Secretário diz que funcionários não acumularão funções de educador e segurança

Alckmin demite 1.751 monitores da Febem e faz contratação emergencial

Diego Padgurschi/Folha Imagem
Funcionários da Febem consultam lista de demitidos depois de serem barrados na entrada do complexo Tatuapé (zona leste)


VICTOR RAMOS
DA REPORTAGEM LOCAL

O governo Geraldo Alckmin (PSDB-SP) anunciou ontem a demissão em massa de 1.751 funcionários da Febem (Fundação Estadual do Bem-Estar do Menor) que ocupavam o cargo de agente de apoio técnico -os chamados monitores.
O cargo de agente de apoio técnico foi extinto por decreto em 18 de janeiro, mas nem todos os monitores foram demitidos -a medida atingiu os que atuavam em unidades da capital e da Grande São Paulo. Para o lugar deles foram contratados, em caráter emergencial, 1.606 agentes de segurança e 773 educadores sociais.
A Febem é um dos maiores focos de problemas de Alckmin -citado como possível presidenciável em 2006. A instituição é freqüentemente relacionada a casos de tortura, rebeliões e fugas.
De acordo com Alexandre de Moraes, secretário estadual da Justiça e presidente da Febem, a medida visa separar, nos grandes complexos, as funções de segurança e de educador. "Tínhamos uma mesma pessoa exercendo as duas funções. E ela acabava não fazendo nem uma, nem outra", disse o secretário. Para Moraes, essa sobreposição de funções criou uma estrutura viciada.
Em entrevista dada à Folha no final de janeiro, Alexandre de Moraes afirmou que havia uma "banda podre" entre os funcionários da Febem e que o governo iria "mapeá-los e demiti-los". No entanto, os agentes demitidos ontem não são os acusados de torturar adolescentes. Estes receberão demissão por "justa causa" nos próximos dias.
As demissões foram anunciadas pouco mais de um mês depois que o secretário constatou, em visita à unidade de Vila Maria, o espancamento de internos por parte de funcionários. Na ocasião, 16 agentes foram presos na hora e outros sete tiveram a prisão temporária decretada.
Foram demitidos ontem monitores nos complexos de internação Tatuapé, Vila Maria, Raposo Tavares, Brás e Franco da Rocha.
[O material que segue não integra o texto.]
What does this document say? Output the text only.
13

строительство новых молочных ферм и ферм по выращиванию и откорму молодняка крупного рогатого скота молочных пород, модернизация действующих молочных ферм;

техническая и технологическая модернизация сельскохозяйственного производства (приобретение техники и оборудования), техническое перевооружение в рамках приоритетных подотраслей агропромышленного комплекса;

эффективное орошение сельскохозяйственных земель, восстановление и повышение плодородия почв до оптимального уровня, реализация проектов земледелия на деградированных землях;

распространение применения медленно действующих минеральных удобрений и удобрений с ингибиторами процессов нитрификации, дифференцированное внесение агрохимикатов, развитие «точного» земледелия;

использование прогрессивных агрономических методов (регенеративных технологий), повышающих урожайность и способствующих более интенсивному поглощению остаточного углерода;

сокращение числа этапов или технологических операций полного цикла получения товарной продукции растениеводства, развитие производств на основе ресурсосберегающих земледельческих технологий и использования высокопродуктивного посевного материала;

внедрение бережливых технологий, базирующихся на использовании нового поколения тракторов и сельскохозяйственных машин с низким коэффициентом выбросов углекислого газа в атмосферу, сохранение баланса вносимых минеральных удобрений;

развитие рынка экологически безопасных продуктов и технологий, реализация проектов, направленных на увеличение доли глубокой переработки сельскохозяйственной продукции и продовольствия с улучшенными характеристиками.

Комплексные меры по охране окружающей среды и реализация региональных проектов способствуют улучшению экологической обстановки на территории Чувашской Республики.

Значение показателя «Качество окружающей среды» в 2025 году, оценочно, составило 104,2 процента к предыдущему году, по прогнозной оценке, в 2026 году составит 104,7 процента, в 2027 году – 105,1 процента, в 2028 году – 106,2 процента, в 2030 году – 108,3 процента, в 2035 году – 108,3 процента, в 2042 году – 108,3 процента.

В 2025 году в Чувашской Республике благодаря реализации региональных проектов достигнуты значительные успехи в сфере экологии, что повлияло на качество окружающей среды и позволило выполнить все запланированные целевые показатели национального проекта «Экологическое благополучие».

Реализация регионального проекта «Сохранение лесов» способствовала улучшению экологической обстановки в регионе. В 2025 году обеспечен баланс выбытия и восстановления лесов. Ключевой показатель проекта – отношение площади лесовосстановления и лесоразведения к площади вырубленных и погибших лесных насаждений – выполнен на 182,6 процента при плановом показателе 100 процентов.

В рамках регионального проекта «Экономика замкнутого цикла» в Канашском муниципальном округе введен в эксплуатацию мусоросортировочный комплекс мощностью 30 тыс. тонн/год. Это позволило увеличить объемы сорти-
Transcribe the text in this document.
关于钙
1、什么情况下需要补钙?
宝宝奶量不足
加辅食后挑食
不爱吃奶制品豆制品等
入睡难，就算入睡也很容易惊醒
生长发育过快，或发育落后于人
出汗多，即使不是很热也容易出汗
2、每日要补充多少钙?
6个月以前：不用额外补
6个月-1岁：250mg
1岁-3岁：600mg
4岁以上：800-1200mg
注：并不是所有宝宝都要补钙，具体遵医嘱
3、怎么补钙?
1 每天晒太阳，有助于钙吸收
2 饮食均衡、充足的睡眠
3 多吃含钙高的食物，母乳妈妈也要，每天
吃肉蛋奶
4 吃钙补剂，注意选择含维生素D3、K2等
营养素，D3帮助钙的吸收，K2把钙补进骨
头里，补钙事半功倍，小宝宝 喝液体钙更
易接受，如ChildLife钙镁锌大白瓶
A maior parte dos funcionários só ficou sabendo da medida ao chegar ao trabalho.
Organizações que defendem os jovens elogiaram a iniciativa, mas fizeram ressalvas. ""Somente mudar peças não vai acabar com vícios de décadas", disse Eloisa Machado, 26, advogada da ONG Conectas que defende interesses de famílias de internos da Febem. ""É preciso mudar em outros âmbitos, acabar com a lógica de tortura, omissão e violência."
Para o advogado Ariel de Castro Alves, coordenador estadual da ONG Movimento Nacional de Direitos Humanos, é preciso manter a política de punir funcionários infratores. Max Dante, da ONG Travessia, elogia a reforma na Febem, mas diz temer que o processo esteja sendo conduzido de forma muito rápida, com atropelos.
O governo vai abrir concurso público para os cargos que foram ocupados emergencialmente. Para disputar as 773 vagas de educadores, será exigido curso superior. Para as 1.606 vagas de agentes de segurança, bastará o ensino médio. Dos antigos agentes, exigia-se apenas o ensino fundamental (antigo primeiro grau).
Alexandre de Morais também anunciou a implantação do programa "Mães na Febem", que prevê a presença de parentes nas unidades de internação. Outro programa permitirá a atuação de ONGs na fundação. Um terceiro, facultativo aos adolescentes internos, terá como foco a participação de religiosos.

Espancamento e fuga
Um adolescente do complexo Tatuapé da Febem foi espancado por outros internos ontem. A vítima foi internada em estado grave no Hospital das Clínicas. O adolescente estava isolado no "seguro", onde ficam os jurados de morte, quando o local foi invadido pelos demais internos.
A assessoria da Febem, citando testemunhas do espancamento, disse que a chave do local foi entregue aos agressores por um funcionário que, na véspera, soube que seria demitido.
Por volta das 17h30 de ontem, cerca de 30 internos do complexo de Franco da Rocha fugiram -três deles foram recapturados. Segundo a assessoria da Febem, eles passavam por atendimento médico na unidade e renderam o vigia. O complexo tem capacidade para 280 internos e abrigava 302 antes da fuga.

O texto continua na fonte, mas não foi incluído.